I'm the opposite: I'm writing Go for a living and I hate everything about the language itself, but I found the de-facto toolchain ok-ish and probably the least obtrusive thing about the whole thing.

Imho, many languages would massively benefit with the kind of tooling Go has out of the box. I heard Rust's tooling has some great stuff too and it's in my immediate plan to learn some Rust.


I've had a similar experience, though my pain points were mostly around using privately hosted modules internally.

I forget the solution, but involved messing about with the `GOPRIVATE` env variable, adding some `.insteadOf` entries to git config, plus similar fun trying to get the same happening in a CI environment.


I'd love to understand what you think the issue is. I feel like go dependencies have been extremely easy since modules were introduced and I've rarely had issues.
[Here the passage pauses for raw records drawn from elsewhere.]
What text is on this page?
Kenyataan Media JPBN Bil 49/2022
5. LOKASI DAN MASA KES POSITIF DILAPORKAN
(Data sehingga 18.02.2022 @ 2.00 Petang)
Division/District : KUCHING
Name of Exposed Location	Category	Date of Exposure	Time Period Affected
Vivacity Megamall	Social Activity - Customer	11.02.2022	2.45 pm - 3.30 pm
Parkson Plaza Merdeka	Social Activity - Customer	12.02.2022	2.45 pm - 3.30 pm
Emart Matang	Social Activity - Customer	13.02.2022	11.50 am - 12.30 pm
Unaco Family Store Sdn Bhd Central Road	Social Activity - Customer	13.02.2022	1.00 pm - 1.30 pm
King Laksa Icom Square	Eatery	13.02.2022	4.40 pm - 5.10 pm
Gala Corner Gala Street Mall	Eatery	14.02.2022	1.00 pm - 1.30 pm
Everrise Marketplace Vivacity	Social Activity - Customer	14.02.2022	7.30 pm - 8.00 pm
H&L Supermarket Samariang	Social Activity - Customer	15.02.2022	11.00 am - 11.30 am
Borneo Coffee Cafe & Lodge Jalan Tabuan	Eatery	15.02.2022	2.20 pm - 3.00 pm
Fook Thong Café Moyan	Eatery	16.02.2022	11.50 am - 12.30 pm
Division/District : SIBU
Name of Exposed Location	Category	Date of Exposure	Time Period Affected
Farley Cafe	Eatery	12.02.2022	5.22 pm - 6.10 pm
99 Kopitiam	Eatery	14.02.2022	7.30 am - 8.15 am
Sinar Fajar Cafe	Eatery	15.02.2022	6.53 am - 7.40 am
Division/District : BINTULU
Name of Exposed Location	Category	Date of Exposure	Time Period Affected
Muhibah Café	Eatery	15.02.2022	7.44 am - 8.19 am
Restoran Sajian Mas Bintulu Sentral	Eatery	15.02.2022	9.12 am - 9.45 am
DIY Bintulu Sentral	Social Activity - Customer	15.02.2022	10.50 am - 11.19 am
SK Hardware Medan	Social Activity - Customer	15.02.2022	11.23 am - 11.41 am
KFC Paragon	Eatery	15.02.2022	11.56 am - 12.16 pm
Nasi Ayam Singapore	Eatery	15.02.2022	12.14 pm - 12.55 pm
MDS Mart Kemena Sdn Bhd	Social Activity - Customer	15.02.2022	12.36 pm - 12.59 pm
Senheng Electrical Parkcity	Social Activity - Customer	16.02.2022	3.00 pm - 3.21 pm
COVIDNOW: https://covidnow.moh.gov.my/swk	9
Can you elaborate? It seems to me like the minimum set of features I want from package management


I have a go thing I wrote that I hadn't touched for years but had the misfortune to need to modify it recently, and the way to migrate from $GOPATH/src/ to go.mod is not really clear (to me at least). To build this thing, the only go code I have, I used git submodules to put all the dependencies in ./src, so I had ./src/github.com and a load of 3rd party modules in there, then my code was in ./src/Mything. To build it, I ran "env GOPATH=$PWD go build Mything/MyPackage" and it did the right thing, with the final binary appearing in the current directory.

Now this gives an error "go.mod file not found in current directory", but if I add that file, go build says "unexpected go.mod file found in current directory".

Luckily, for now, I can use GO111MODULE=off to keep pretending everything is fine, but my eyes start to glaze over when I read the migration guide at https://go.dev/blog/migrating-to-go-modules - it's one of those moments where I start to wish I'd used a different language :(


I’m pretty sure the migration is just

1. Go mod init in your code’s root dir 2. Done..? Go get ./…?


Nah, I wish it were it that easy. There is definitely more yak shaving involved.

"go mod init" returns the error "go: cannot determine module path for source directory".

"go mod init src/mything/mypackage" creates a go.mod file, but then "env GOPATH=$PWD go build mything/mypackage" says "$GOPATH/go.mod exists but should not" (as opposed to when it isn't there, then go complains "go.mod file not found in current directory")

Note that "env GOPATH=$PWD GO111MODULE=off go build mything/mypackage" does build all the source code.

Most likely I've set the whole project and directory structure up wrong, and it only works by brute force.


it should have been `go mod init mything/mypackage` (without the `src/`) in the `GOPATH/src/mything/mypackage` directory, and `GOPATH=$PWD` is almost certainly wrong. The `go` command in module mode assumes independence from GOPATH, so to build something, you have to be "in" the module (under a directory with a `go.mod` file).


Thanks, I've been checking on project layouts, and I have mine definitely wrong / weird. Which is probably why I've made life difficult for myself.